New calculations suggest more than one in ten chance of colder UK winters.
As the Sun enters a period of low solar activity over the next 50 years, new research has calculated the probability of unusually cold winter temperatures occurring in the UK.
Last year, the same group of researchers, from the University of Reading, linked colder winters in Europe to low solar activity and predicted that the Sun is moving into a particularly low period of activity, meaning the UK will experience more cold winters in the future – potentially similar to those experienced in the Maunder minimum at the end of the 17th century.
The new research, published today in Environmental Research Letters, supports recent suggestions that sunspot activity is waning, and goes further, using the behaviour of the Sun over the last 9300 years to predict the probabilities of future solar changes.
Over the next 50 years, the researchers show that the probability of the Sun returning to Maunder minimum conditions is about 10 per cent, raising the chances that the average winter temperature will fall below 2.5 oC to around 1 in 7, assuming all other factors, including man-made effects and El Niño, remain constant.
Put in context, the average UK winter temperature for the last 20 years has been 5.04 oC, however the last three winters have averaged 3.50 °C, 2.53 °C and 3.13 °C, with 2009/10 being the 14th coldest in the last 160 year
You can even read the official paper here.
So thats it then, climate change has been cancelled?
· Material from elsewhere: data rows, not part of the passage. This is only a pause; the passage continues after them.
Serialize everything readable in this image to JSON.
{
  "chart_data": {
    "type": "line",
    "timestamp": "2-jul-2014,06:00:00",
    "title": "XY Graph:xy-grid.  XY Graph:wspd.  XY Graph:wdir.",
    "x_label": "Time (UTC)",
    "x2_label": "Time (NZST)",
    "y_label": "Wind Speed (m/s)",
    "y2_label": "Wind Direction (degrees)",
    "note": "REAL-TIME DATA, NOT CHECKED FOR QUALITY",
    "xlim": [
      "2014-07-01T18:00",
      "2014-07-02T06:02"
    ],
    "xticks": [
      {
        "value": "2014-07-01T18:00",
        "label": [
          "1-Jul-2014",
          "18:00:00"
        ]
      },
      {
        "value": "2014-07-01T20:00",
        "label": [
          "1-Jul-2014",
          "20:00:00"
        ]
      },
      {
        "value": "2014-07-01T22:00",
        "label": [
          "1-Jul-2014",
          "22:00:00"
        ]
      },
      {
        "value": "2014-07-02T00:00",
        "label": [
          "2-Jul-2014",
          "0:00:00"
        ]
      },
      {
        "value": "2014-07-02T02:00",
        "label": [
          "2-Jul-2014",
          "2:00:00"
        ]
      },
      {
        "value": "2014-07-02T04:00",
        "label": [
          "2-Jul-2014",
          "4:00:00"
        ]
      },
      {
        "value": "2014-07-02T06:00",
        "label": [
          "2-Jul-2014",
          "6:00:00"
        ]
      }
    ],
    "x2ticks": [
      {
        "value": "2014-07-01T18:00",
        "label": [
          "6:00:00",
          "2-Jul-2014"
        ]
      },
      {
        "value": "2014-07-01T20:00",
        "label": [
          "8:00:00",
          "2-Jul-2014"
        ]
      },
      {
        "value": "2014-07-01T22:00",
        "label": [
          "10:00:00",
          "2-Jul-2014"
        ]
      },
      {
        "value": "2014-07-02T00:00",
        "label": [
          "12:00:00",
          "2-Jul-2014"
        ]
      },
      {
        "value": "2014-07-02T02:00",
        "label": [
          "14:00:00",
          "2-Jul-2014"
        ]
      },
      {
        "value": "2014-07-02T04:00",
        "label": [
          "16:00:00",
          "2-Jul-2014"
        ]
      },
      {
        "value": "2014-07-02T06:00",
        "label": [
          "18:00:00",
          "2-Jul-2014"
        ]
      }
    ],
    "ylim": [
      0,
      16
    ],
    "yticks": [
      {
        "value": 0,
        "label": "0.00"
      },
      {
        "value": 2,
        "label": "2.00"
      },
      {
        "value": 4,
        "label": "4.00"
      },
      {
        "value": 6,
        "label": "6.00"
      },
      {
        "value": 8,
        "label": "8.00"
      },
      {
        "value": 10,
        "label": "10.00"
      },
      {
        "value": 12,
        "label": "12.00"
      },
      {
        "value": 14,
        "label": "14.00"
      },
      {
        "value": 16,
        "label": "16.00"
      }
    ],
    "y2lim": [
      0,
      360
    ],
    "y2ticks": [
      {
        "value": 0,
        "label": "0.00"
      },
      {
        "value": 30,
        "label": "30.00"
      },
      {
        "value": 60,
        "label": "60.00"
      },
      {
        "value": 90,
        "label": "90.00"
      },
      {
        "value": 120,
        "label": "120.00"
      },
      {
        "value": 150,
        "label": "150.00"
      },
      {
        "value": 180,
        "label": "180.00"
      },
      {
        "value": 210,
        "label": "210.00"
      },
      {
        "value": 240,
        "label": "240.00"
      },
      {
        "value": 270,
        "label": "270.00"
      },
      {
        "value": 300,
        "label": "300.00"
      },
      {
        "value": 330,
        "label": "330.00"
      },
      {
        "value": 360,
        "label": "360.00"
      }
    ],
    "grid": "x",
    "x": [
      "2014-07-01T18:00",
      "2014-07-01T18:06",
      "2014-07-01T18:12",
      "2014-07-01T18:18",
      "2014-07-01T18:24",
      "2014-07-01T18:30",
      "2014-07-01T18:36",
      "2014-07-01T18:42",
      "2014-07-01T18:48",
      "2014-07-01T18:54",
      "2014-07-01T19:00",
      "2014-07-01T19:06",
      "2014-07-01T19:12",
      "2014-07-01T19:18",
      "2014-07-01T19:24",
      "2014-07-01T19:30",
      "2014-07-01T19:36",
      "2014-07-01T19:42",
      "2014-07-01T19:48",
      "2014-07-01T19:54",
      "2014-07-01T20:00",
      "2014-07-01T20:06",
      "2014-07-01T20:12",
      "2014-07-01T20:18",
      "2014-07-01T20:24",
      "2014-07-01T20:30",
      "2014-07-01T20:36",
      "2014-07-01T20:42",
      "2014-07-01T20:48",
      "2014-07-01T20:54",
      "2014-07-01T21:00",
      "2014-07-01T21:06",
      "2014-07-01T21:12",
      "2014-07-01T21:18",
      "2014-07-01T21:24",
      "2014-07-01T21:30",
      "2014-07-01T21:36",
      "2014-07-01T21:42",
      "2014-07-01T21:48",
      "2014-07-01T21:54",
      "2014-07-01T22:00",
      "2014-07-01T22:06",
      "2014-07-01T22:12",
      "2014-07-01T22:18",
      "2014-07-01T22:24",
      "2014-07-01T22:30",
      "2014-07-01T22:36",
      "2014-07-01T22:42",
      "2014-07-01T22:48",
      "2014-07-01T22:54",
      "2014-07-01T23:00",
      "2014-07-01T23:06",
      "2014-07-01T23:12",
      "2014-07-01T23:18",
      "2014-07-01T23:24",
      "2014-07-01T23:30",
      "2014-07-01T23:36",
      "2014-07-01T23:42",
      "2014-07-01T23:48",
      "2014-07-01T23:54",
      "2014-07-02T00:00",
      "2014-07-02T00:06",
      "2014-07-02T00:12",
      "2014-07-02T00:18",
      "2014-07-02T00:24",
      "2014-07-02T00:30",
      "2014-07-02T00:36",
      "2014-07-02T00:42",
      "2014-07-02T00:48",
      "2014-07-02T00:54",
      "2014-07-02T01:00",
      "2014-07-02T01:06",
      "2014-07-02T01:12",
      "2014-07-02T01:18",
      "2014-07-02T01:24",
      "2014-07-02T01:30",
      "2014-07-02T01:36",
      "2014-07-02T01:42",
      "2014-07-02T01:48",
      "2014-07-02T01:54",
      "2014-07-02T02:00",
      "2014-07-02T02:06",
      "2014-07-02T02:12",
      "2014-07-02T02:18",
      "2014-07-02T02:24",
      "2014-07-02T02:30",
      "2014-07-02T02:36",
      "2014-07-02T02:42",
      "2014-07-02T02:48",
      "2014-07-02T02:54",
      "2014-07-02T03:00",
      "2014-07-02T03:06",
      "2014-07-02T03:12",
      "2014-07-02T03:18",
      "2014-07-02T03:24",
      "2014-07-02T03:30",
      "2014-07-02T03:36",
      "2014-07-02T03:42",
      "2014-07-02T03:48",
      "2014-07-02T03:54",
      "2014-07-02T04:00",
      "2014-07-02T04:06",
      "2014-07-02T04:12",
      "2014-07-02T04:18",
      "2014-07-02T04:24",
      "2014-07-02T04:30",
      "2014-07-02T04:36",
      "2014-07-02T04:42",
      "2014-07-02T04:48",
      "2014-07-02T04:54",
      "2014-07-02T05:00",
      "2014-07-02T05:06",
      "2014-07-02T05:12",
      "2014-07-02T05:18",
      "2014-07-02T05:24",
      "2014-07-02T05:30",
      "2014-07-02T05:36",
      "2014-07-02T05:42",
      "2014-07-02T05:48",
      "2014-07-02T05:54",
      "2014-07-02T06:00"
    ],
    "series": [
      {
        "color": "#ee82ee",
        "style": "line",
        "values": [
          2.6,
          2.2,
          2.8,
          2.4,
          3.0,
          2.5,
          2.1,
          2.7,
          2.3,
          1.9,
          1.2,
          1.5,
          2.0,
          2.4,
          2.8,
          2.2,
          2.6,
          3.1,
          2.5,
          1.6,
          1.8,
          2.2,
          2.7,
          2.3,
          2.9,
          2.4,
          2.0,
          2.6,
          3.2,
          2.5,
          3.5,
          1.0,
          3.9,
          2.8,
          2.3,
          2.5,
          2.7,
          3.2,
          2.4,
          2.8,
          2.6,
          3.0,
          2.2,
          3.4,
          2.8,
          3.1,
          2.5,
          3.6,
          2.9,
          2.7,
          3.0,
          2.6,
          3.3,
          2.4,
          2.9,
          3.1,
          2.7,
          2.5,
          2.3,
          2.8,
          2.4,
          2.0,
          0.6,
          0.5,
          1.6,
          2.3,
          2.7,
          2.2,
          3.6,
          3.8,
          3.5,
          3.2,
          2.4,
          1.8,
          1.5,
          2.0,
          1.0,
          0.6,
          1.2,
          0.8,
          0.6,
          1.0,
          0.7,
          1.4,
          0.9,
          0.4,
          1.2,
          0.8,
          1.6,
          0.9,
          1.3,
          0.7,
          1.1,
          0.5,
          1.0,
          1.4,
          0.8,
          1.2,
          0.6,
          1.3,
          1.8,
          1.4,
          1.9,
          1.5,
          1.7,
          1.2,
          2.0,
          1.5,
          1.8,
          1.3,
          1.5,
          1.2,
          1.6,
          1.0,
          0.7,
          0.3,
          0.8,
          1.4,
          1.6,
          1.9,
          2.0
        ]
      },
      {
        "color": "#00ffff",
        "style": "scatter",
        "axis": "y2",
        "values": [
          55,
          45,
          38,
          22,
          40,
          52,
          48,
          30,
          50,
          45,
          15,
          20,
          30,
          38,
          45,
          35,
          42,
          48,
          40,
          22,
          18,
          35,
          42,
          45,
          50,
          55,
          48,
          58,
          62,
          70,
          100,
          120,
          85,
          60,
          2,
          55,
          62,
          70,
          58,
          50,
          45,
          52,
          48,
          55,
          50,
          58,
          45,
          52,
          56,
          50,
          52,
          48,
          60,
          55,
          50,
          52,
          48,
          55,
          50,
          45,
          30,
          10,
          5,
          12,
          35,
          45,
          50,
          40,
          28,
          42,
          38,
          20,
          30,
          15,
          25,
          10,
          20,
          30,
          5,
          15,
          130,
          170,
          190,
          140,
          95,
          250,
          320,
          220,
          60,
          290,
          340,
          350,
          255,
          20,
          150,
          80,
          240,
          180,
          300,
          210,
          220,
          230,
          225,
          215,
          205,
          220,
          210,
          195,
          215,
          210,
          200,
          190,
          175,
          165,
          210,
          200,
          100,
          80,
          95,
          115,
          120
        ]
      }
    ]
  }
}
No, not at all. No doubt climate change sceptcs will tout this as “evidence” against climate change, but its not. Now lets get one thing clear, in April 2010 a study published in the Proceedings of the National Academy of Sciences showed that nearly 98% of working climate scientists accept the evidence for human-induced climate change, this paper does not change that. The public might think that the proper scientific view is to be sceptical about climate change, or believe that scientists are “evenly divided”, but the reality is that it is very much accepted and there is general consensus regarding its reality among those who work on it.
So why the apparent conflict?
Well, it is because global climate change is concerned with average temperatures for all parts of the world and all times of year. This new paper focuses on changes that only apply in winter and are regional – for example, when the winter is colder in Europe it tends to be warmer in Greenland so that there is almost no effect on the global mean.
So what might be happening here?
One possible mechanism that suggests a link between the Sun and recent cold winters is ‘blocking’. Low solar activity causes extensive anticyclones that persist for several weeks in the Atlantic Ocean, causing the warm westerly winds to be replaced by cold, continental north-easterly winds. Depending on the position of the anticyclone, this can also lead to clear skies at night causing the land to cool even further.
Lead author Professor Mike Lockwood said,
“Our results show that over the next fifty years there is a 10 per cent chance that temperatures will return to Maunder minimum levels. Describing the Maunder minimum as a ‘little ice age’ is somewhat misleading however.
“Cold winters were indeed more common during the Maunder minimum but there were also some very warm ones between them, summers were not colder, and the drop in average temperatures was not nearly as great, nor as global, as during a real ice age.”